Second, as complex as the motivations for international education are, a decision about the next step is often suspended amidst conflicting desires. Even when international students study abroad with an intention to immigrate, obtaining permanent residency does not always mean settling in the country, but may rather be regarded as a tool for more flexible mobility. In Baas’s (2016) study, Indian students aim to achieve permanent residency in order to maximize the freedom to move not only back and forth between home country and host country but also to other countries where opportunities can be found. “Permanent residency” is therefore desired for the freedom to be “permanently temporary” (Baas 2016, 28).
Finally, neither staying in the host country nor returning to the home country finalizes the mobility trajectories of the international students. Instead, their intercultural exposure—including language skills and transnational cultural and social capital—often allow them to occupy unique structural positions in the transnational economy (Liu-Farrer 2011) or find employment in multinational firms (Waters 2008, Moskal 2017). Such career trajectories entail frequent transnational mobility.
Pitfalls and Promises
Given its multi-faceted existence, international education is susceptible to pitfalls. First, though international education seems increasingly accessible, social class continues to influence individuals’ mobility potentials and trajectories.

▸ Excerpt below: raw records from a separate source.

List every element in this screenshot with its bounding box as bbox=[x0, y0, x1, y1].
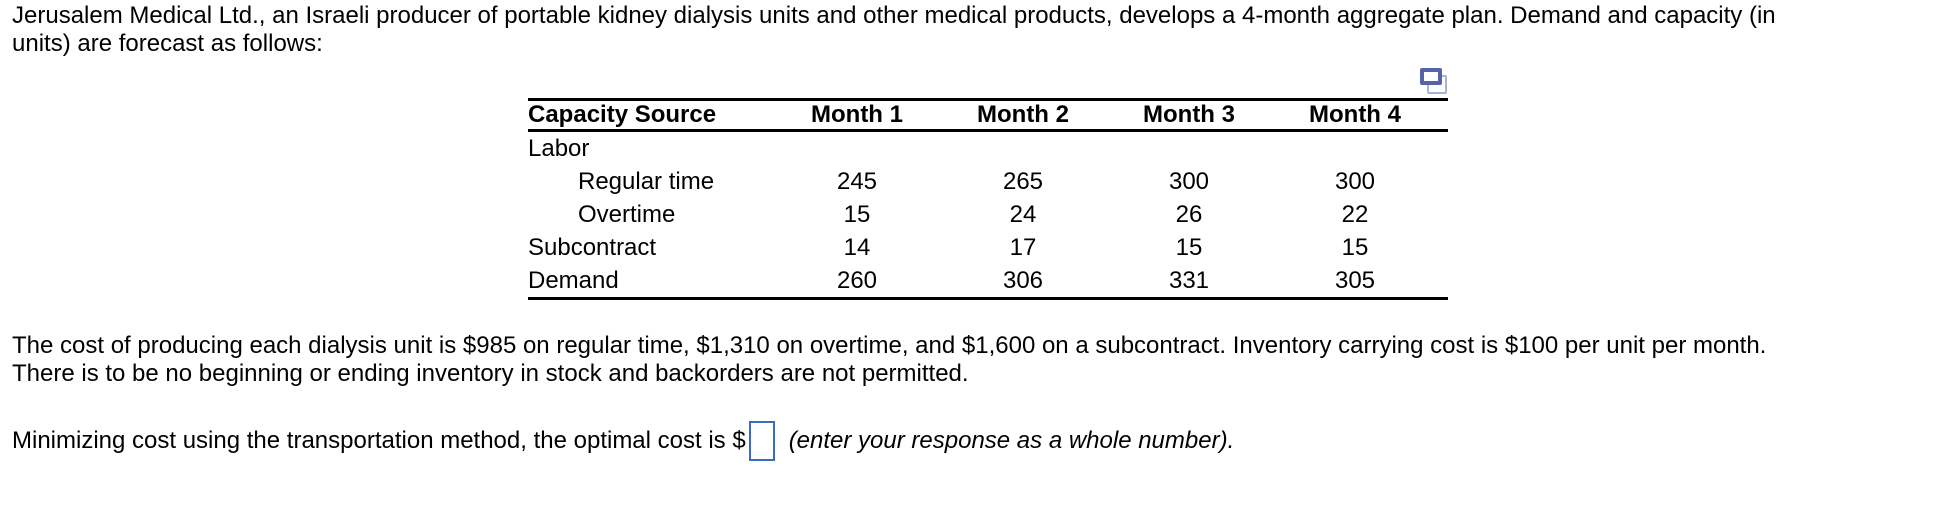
cell-value: 24 bbox=[1009, 200, 1037, 228]
cell-value: 300 bbox=[1168, 167, 1210, 195]
cell-value: 15 bbox=[843, 200, 871, 228]
cell-value: 26 bbox=[1175, 200, 1203, 228]
cost-line-2: There is to be no beginning or ending in… bbox=[12, 360, 969, 387]
copy-table-icon[interactable] bbox=[1419, 66, 1451, 96]
copy-icon-front-inner bbox=[1424, 72, 1438, 81]
cell-value: 15 bbox=[1175, 233, 1203, 261]
row-label: Demand bbox=[528, 266, 619, 294]
answer-line: Minimizing cost using the transportation… bbox=[12, 421, 1234, 461]
copy-icon-front-rect bbox=[1420, 68, 1442, 85]
table-row-regular-time: Regular time 245 265 300 300 bbox=[528, 165, 1448, 198]
intro-line-2: units) are forecast as follows: bbox=[12, 30, 323, 57]
cell-value: 15 bbox=[1341, 233, 1369, 261]
cost-line-1: The cost of producing each dialysis unit… bbox=[12, 332, 1767, 359]
cell-value: 245 bbox=[836, 167, 878, 195]
cell-value: 265 bbox=[1002, 167, 1044, 195]
cell-value: 22 bbox=[1341, 200, 1369, 228]
col-header-month-4: Month 4 bbox=[1309, 101, 1401, 128]
col-header-month-2: Month 2 bbox=[977, 101, 1069, 128]
optimal-cost-input[interactable] bbox=[748, 421, 775, 461]
cost-paragraph: The cost of producing each dialysis unit… bbox=[12, 332, 1766, 388]
cell-value: 306 bbox=[1002, 266, 1044, 294]
answer-prompt: Minimizing cost using the transportation… bbox=[12, 427, 746, 454]
col-header-month-3: Month 3 bbox=[1143, 101, 1235, 128]
table-header-row: Capacity Source Month 1 Month 2 Month 3 … bbox=[528, 101, 1448, 132]
table-row-overtime: Overtime 15 24 26 22 bbox=[528, 198, 1448, 231]
intro-line-1: Jerusalem Medical Ltd., an Israeli produ… bbox=[12, 2, 1776, 29]
table-row-demand: Demand 260 306 331 305 bbox=[528, 264, 1448, 297]
row-label: Subcontract bbox=[528, 233, 657, 261]
cell-value: 300 bbox=[1334, 167, 1376, 195]
capacity-table: Capacity Source Month 1 Month 2 Month 3 … bbox=[528, 98, 1448, 300]
col-header-capacity-source: Capacity Source bbox=[528, 101, 717, 128]
row-label: Regular time bbox=[578, 167, 715, 195]
cell-value: 331 bbox=[1168, 266, 1210, 294]
intro-paragraph: Jerusalem Medical Ltd., an Israeli produ… bbox=[12, 2, 1776, 58]
col-header-month-1: Month 1 bbox=[811, 101, 903, 128]
cell-value: 260 bbox=[836, 266, 878, 294]
answer-suffix: (enter your response as a whole number). bbox=[788, 427, 1235, 454]
row-label: Labor bbox=[528, 134, 590, 162]
cell-value: 305 bbox=[1334, 266, 1376, 294]
table-row-labor: Labor bbox=[528, 132, 1448, 165]
cell-value: 17 bbox=[1009, 233, 1037, 261]
cell-value: 14 bbox=[843, 233, 871, 261]
row-label: Overtime bbox=[578, 200, 676, 228]
table-row-subcontract: Subcontract 14 17 15 15 bbox=[528, 231, 1448, 264]
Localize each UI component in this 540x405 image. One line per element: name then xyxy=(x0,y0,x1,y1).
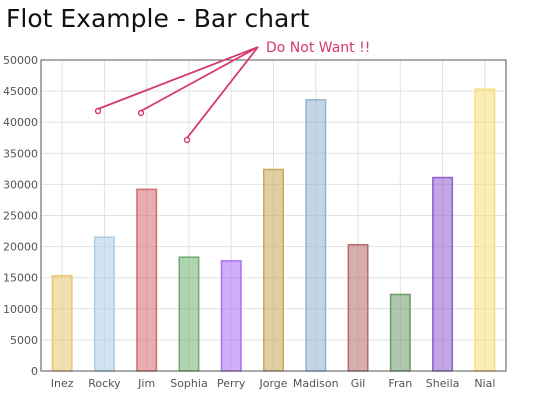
y-tick-label: 30000 xyxy=(3,178,38,191)
y-tick-label: 35000 xyxy=(3,147,38,160)
y-axis: 0 5000 10000 15000 20000 25000 30000 35000 40000… xyxy=(3,54,38,378)
bar-jorge xyxy=(263,168,284,372)
bar-sheila xyxy=(432,176,454,372)
x-tick-label: Sophia xyxy=(170,377,207,390)
y-tick-label: 50000 xyxy=(3,54,38,67)
bars xyxy=(51,88,496,372)
y-tick-label: 40000 xyxy=(3,116,38,129)
annotation-arrow xyxy=(186,46,259,139)
bar-madison xyxy=(305,99,327,372)
annotation-arrow-tip xyxy=(183,136,191,144)
annotation: Do Not Want !! xyxy=(94,40,370,144)
page-title: Flot Example - Bar chart xyxy=(6,4,310,33)
x-tick-label: Sheila xyxy=(426,377,460,390)
plot-border xyxy=(40,59,507,372)
annotation-arrow xyxy=(140,46,259,112)
annotation-arrow xyxy=(97,46,259,110)
x-axis: Inez Rocky Jim Sophia Perry Jorge Madison Gil Fr… xyxy=(51,377,496,390)
y-tick-label: 0 xyxy=(31,365,38,378)
y-tick-label: 5000 xyxy=(10,334,38,347)
x-tick-label: Nial xyxy=(474,377,495,390)
x-tick-label: Inez xyxy=(51,377,74,390)
y-tick-label: 25000 xyxy=(3,210,38,223)
x-tick-label: Perry xyxy=(217,377,246,390)
bar-sophia xyxy=(178,256,200,372)
y-tick-label: 45000 xyxy=(3,85,38,98)
bar-jim xyxy=(136,188,158,372)
bar-inez xyxy=(51,275,73,372)
bar-rocky xyxy=(93,236,115,372)
x-tick-label: Madison xyxy=(293,377,339,390)
y-tick-label: 20000 xyxy=(3,241,38,254)
x-tick-label: Gil xyxy=(351,377,366,390)
annotation-arrow-tip xyxy=(94,107,102,115)
x-tick-label: Fran xyxy=(388,377,412,390)
bar-perry xyxy=(220,260,242,372)
annotation-arrow-tip xyxy=(137,109,145,117)
y-tick-label: 15000 xyxy=(3,272,38,285)
x-tick-label: Rocky xyxy=(88,377,121,390)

International education is utilized as a strategy of social reproduction among middle and upper middle-class families in East Asia in a social context full of economic uncertainties. Even among short-term exchange students, family backgrounds—economic resources, parents’ education, and early international travel experiences—strongly affect whether or not students take up the opportunity to study abroad.
Second, not only is international education a de facto channel for skilled labor migration, countries with labor shortages also want international students as a source of low-wage labor (Liu-Farrer 2009). In Japan, international students are officially counted as members of the workforce. Out of the 1.46 million foreign workers registered in Japan in 2018, 18.6 percent of them (or 298,000) were migrants who held a student visa but had obtained a work permit to work part time (Japan Ministry of Health, Labor and Welfare).2 Moreover, a large number of these students have been found to be working excessively long hours off campus while pursuing education, compromising their educational goals and wellbeing (Liu-Farrer 2011, Mahmud 2014).
International education is utilized as a strategy of social reproduction among middle and upper middle-class families in East Asia in a social context full of economic uncertainties.
Finally, international education engenders and depends on a migration industry that profits from facilitating student mobility (Collins 2012, Thieme 2017, Lan 2019, Liu-Farrer and Tran 2019). This education-migration industry produces and perpetuates cross-border student mobility by actively searching for students, facilitating the process of migration, and shaping students’ decision-making process (Hagedorn and Zhang 2011). But its profit-driven motive and predatory nature introduces additional precarity in the process of international education.
Regardless of the pitfalls, the expansion of international education has turned students into a significant transnational force in the contemporary world. Not only have they become the cultural ambassadors who will always have a particular knowledge of and emotional ties to the places they studied (Asada 2019), but their migratory trajectories help to establish increasingly dense transnational networks. Their mobilities encourage “brain circulation” and they themselves become bridges between economies and mediators between polities.